Como una herida prodigiosa nace
allá en el este el sol del nuevo día.
Concordia duerme. Algo de fronda húmeda
trae en su antiguo aroma el aire vivo.
Sobre los viejos techos herrumbrados
se alzan los pavorosos edificios
donde otros como yo, tal vez, preparan
el primer mate y miran cómo nace
allá al este el milagro cotidiano
sobre la cinta pálida del río.
Cuántos amaneceres como este
habré mirado. Y sin embargo es único,
como tal vez lo soy, aunque mi padre
y mis abuelos, bien madrugadores,
lo están mirando ahora por mis ojos.
Después del primer rayo incomparable
se difunde la luz, trivializándose,
de una divina miel a una velada
claridad. Largas nubes se esperanzan
de lluvia que no viene. “Nadie sabe
lo que traerá el anochecer”, escribe
un cómico latino. Compasivos
los dioses, y no airados, nos negaron
mirar el porvenir.
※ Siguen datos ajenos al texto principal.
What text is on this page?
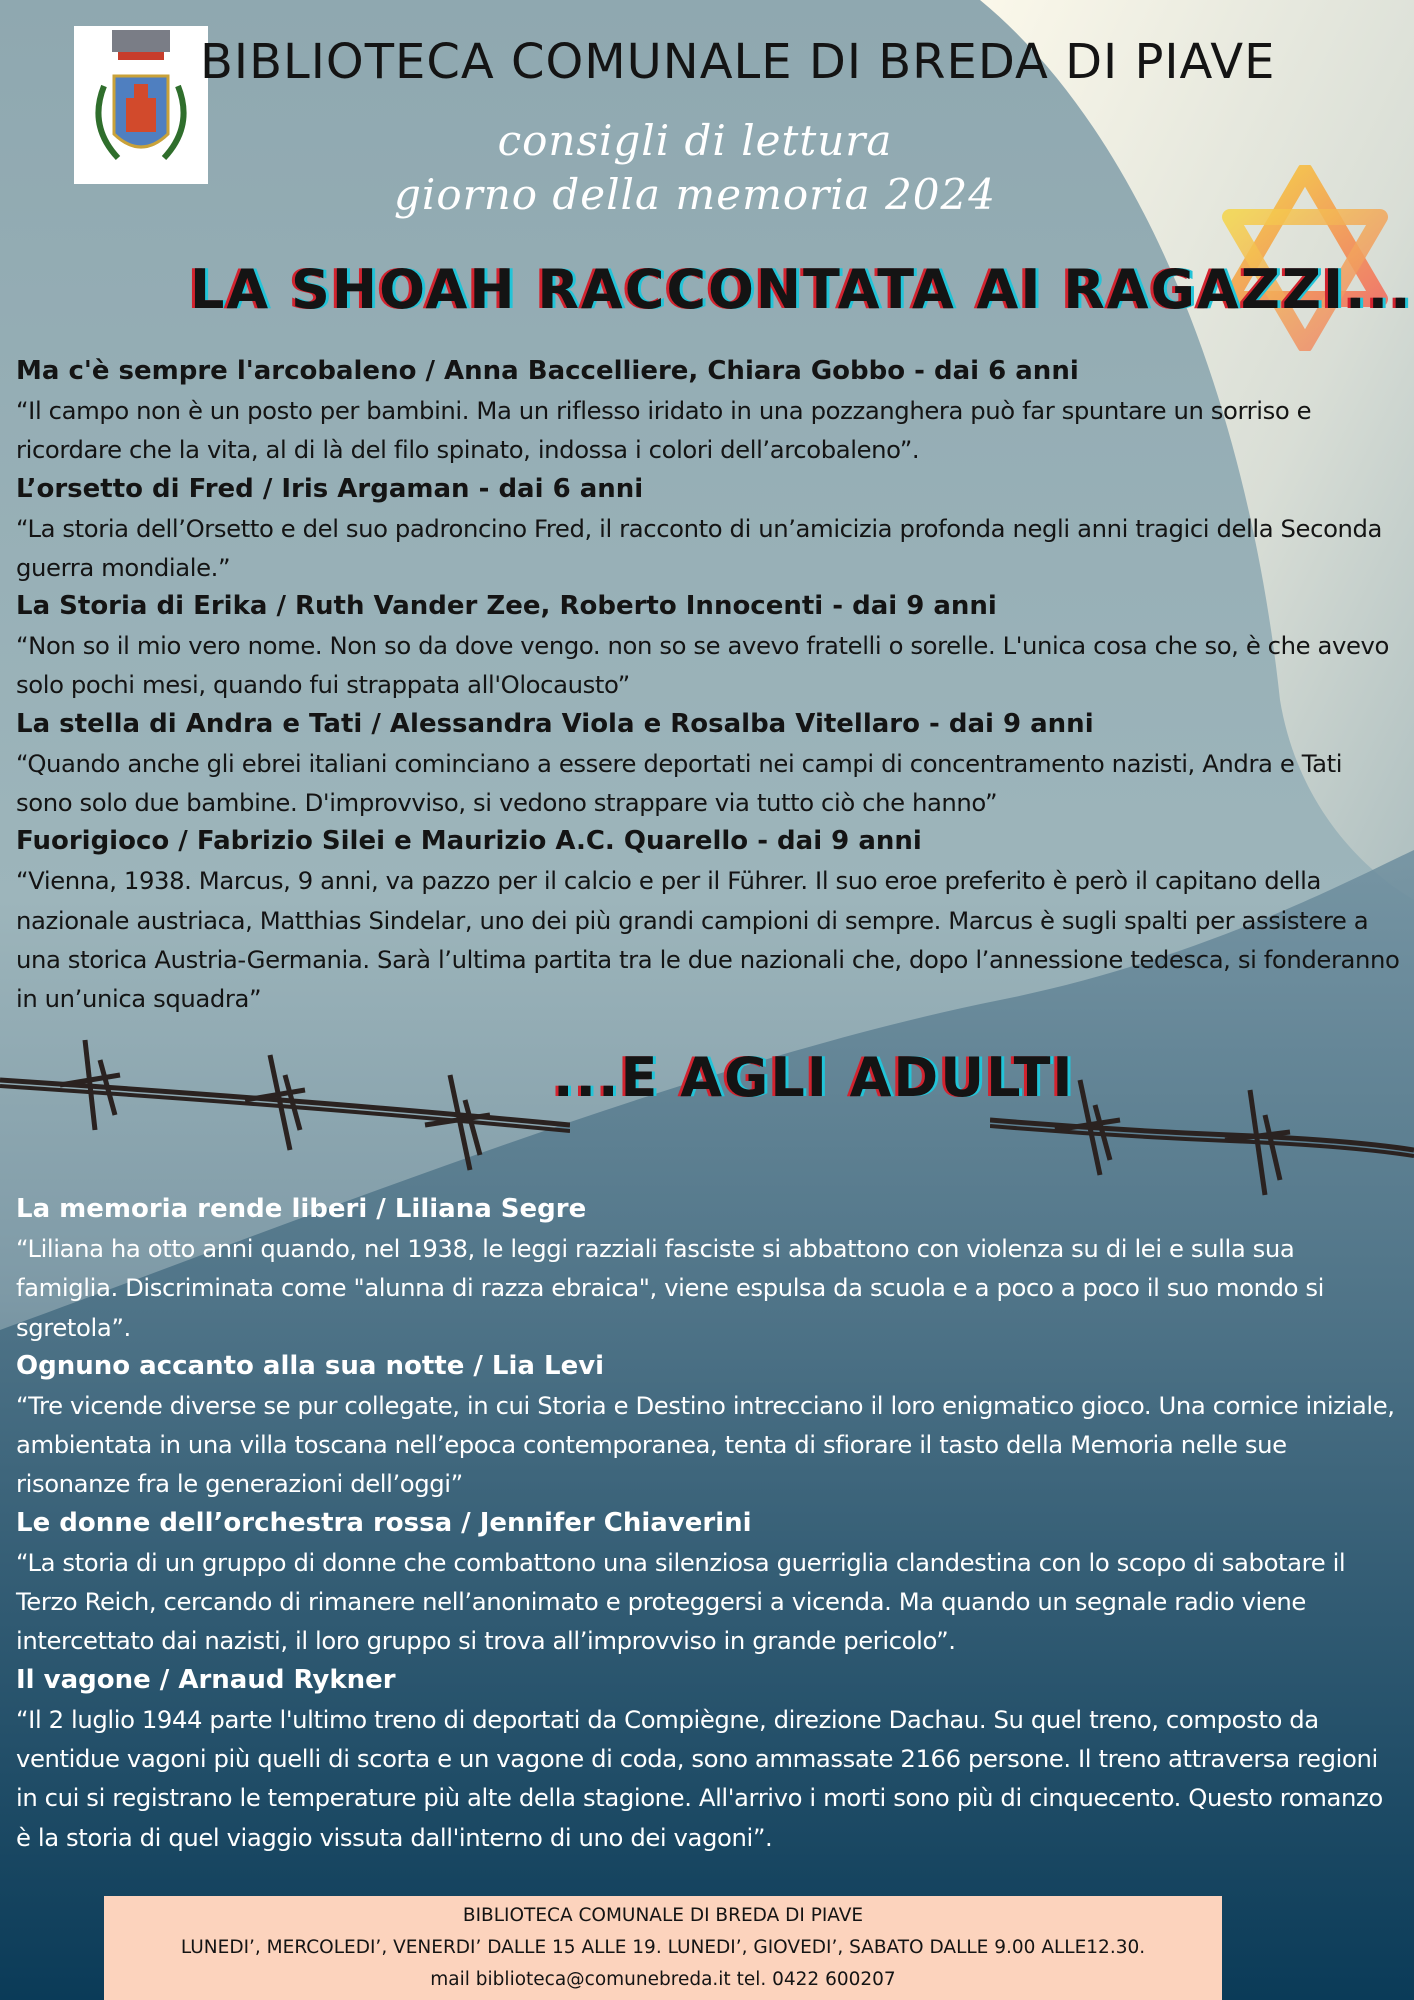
BIBLIOTECA COMUNALE DI BREDA DI PIAVE
consigli di lettura
giorno della memoria 2024
LA SHOAH RACCONTATA AI RAGAZZI...
Ma c'è sempre l'arcobaleno / Anna Baccelliere, Chiara Gobbo - dai 6 anni
“Il campo non è un posto per bambini. Ma un riflesso iridato in una pozzanghera può far spuntare un sorriso e ricordare che la vita, al di là del filo spinato, indossa i colori dell’arcobaleno”.
L’orsetto di Fred / Iris Argaman - dai 6 anni
“La storia dell’Orsetto e del suo padroncino Fred, il racconto di un’amicizia profonda negli anni tragici della Seconda guerra mondiale.”
La Storia di Erika / Ruth Vander Zee, Roberto Innocenti - dai 9 anni
“Non so il mio vero nome. Non so da dove vengo. non so se avevo fratelli o sorelle. L'unica cosa che so, è che avevo solo pochi mesi, quando fui strappata all'Olocausto”
La stella di Andra e Tati / Alessandra Viola e Rosalba Vitellaro - dai 9 anni
“Quando anche gli ebrei italiani cominciano a essere deportati nei campi di concentramento nazisti, Andra e Tati sono solo due bambine. D'improvviso, si vedono strappare via tutto ciò che hanno”
Fuorigioco / Fabrizio Silei e Maurizio A.C. Quarello - dai 9 anni
“Vienna, 1938. Marcus, 9 anni, va pazzo per il calcio e per il Führer. Il suo eroe preferito è però il capitano della nazionale austriaca, Matthias Sindelar, uno dei più grandi campioni di sempre. Marcus è sugli spalti per assistere a una storica Austria-Germania. Sarà l’ultima partita tra le due nazionali che, dopo l’annessione tedesca, si fonderanno in un’unica squadra”
...E AGLI ADULTI
La memoria rende liberi / Liliana Segre
“Liliana ha otto anni quando, nel 1938, le leggi razziali fasciste si abbattono con violenza su di lei e sulla sua famiglia. Discriminata come "alunna di razza ebraica", viene espulsa da scuola e a poco a poco il suo mondo si sgretola”.
Ognuno accanto alla sua notte / Lia Levi
“Tre vicende diverse se pur collegate, in cui Storia e Destino intrecciano il loro enigmatico gioco. Una cornice iniziale, ambientata in una villa toscana nell’epoca contemporanea, tenta di sfiorare il tasto della Memoria nelle sue risonanze fra le generazioni dell’oggi”
Le donne dell’orchestra rossa / Jennifer Chiaverini
“La storia di un gruppo di donne che combattono una silenziosa guerriglia clandestina con lo scopo di sabotare il Terzo Reich, cercando di rimanere nell’anonimato e proteggersi a vicenda. Ma quando un segnale radio viene intercettato dai nazisti, il loro gruppo si trova all’improvviso in grande pericolo”.
Il vagone / Arnaud Rykner
“Il 2 luglio 1944 parte l'ultimo treno di deportati da Compiègne, direzione Dachau. Su quel treno, composto da ventidue vagoni più quelli di scorta e un vagone di coda, sono ammassate 2166 persone. Il treno attraversa regioni in cui si registrano le temperature più alte della stagione. All'arrivo i morti sono più di cinquecento. Questo romanzo è la storia di quel viaggio vissuta dall'interno di uno dei vagoni”.
BIBLIOTECA COMUNALE DI BREDA DI PIAVE
LUNEDI’, MERCOLEDI’, VENERDI’ DALLE 15 ALLE 19. LUNEDI’, GIOVEDI’, SABATO DALLE 9.00 ALLE12.30.
mail biblioteca@comunebreda.it tel. 0422 600207
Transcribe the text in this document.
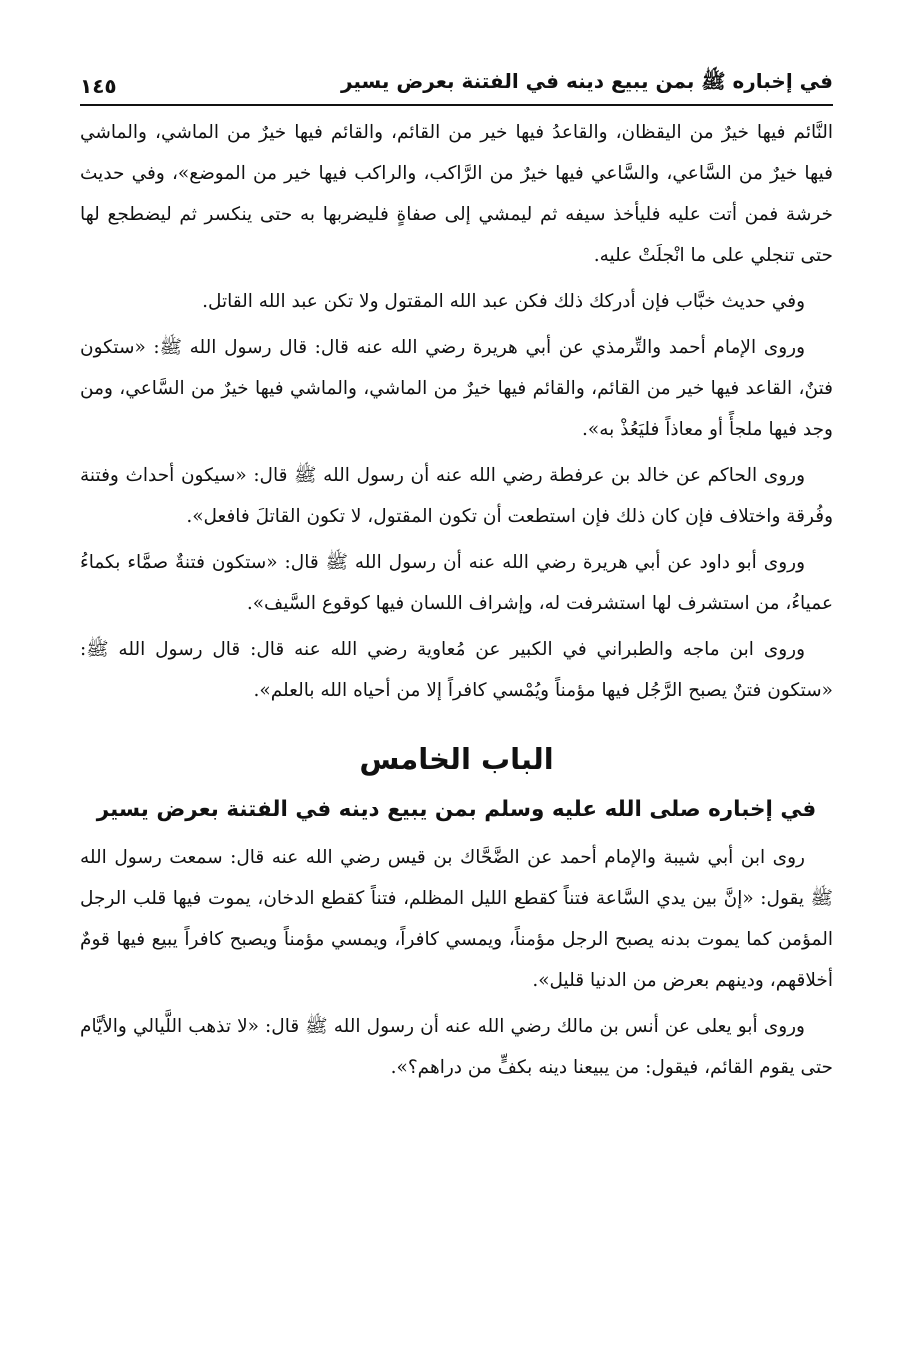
في إخباره ﷺ بمن يبيع دينه في الفتنة بعرض يسير
١٤٥

النَّائم فيها خيرٌ من اليقظان، والقاعدُ فيها خير من القائم، والقائم فيها خيرٌ من الماشي، والماشي فيها خيرٌ من السَّاعي، والسَّاعي فيها خيرٌ من الرَّاكب، والراكب فيها خير من الموضع»، وفي حديث خرشة فمن أتت عليه فليأخذ سيفه ثم ليمشي إلى صفاةٍ فليضربها به حتى ينكسر ثم ليضطجع لها حتى تنجلي على ما انْجلَتْ عليه.

وفي حديث خبَّاب فإن أدركك ذلك فكن عبد الله المقتول ولا تكن عبد الله القاتل.

وروى الإمام أحمد والتِّرمذي عن أبي هريرة رضي الله عنه قال: قال رسول الله ﷺ: «ستكون فتنٌ، القاعد فيها خير من القائم، والقائم فيها خيرٌ من الماشي، والماشي فيها خيرٌ من السَّاعي، ومن وجد فيها ملجأً أو معاذاً فليَعُذْ به».

وروى الحاكم عن خالد بن عرفطة رضي الله عنه أن رسول الله ﷺ قال: «سيكون أحداث وفتنة وفُرقة واختلاف فإن كان ذلك فإن استطعت أن تكون المقتول، لا تكون القاتلَ فافعل».

وروى أبو داود عن أبي هريرة رضي الله عنه أن رسول الله ﷺ قال: «ستكون فتنةٌ صمَّاء بكماءُ عمياءُ، من استشرف لها استشرفت له، وإشراف اللسان فيها كوقوع السَّيف».

وروى ابن ماجه والطبراني في الكبير عن مُعاوية رضي الله عنه قال: قال رسول الله ﷺ: «ستكون فتنٌ يصبح الرَّجُل فيها مؤمناً ويُمْسي كافراً إلا من أحياه الله بالعلم».

الباب الخامس
في إخباره صلى الله عليه وسلم بمن يبيع دينه في الفتنة بعرض يسير

روى ابن أبي شيبة والإمام أحمد عن الضَّحَّاك بن قيس رضي الله عنه قال: سمعت رسول الله ﷺ يقول: «إنَّ بين يدي السَّاعة فتناً كقطع الليل المظلم، فتناً كقطع الدخان، يموت فيها قلب الرجل المؤمن كما يموت بدنه يصبح الرجل مؤمناً، ويمسي كافراً، ويمسي مؤمناً ويصبح كافراً يبيع فيها قومٌ أخلاقهم، ودينهم بعرض من الدنيا قليل».

وروى أبو يعلى عن أنس بن مالك رضي الله عنه أن رسول الله ﷺ قال: «لا تذهب اللَّيالي والأيَّام حتى يقوم القائم، فيقول: من يبيعنا دينه بكفٍّ من دراهم؟».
El sol que vuelve
no anuncia más que una ilusión abierta,
un temor, un color, la renovada
victoria de la luz sobre la noche
y de la sensatez sobre los sueños:
la pírrica victoria de quien tiene
ya perdida la guerra y acomete,
no sin algún despunte de heroísmo,
la labor cotidiana de vivir
y recorre el dormido campamento,
devuelve a su lugar alguna lanza,
da las primeras órdenes del día
y se apresta a enfrentar a los romanos.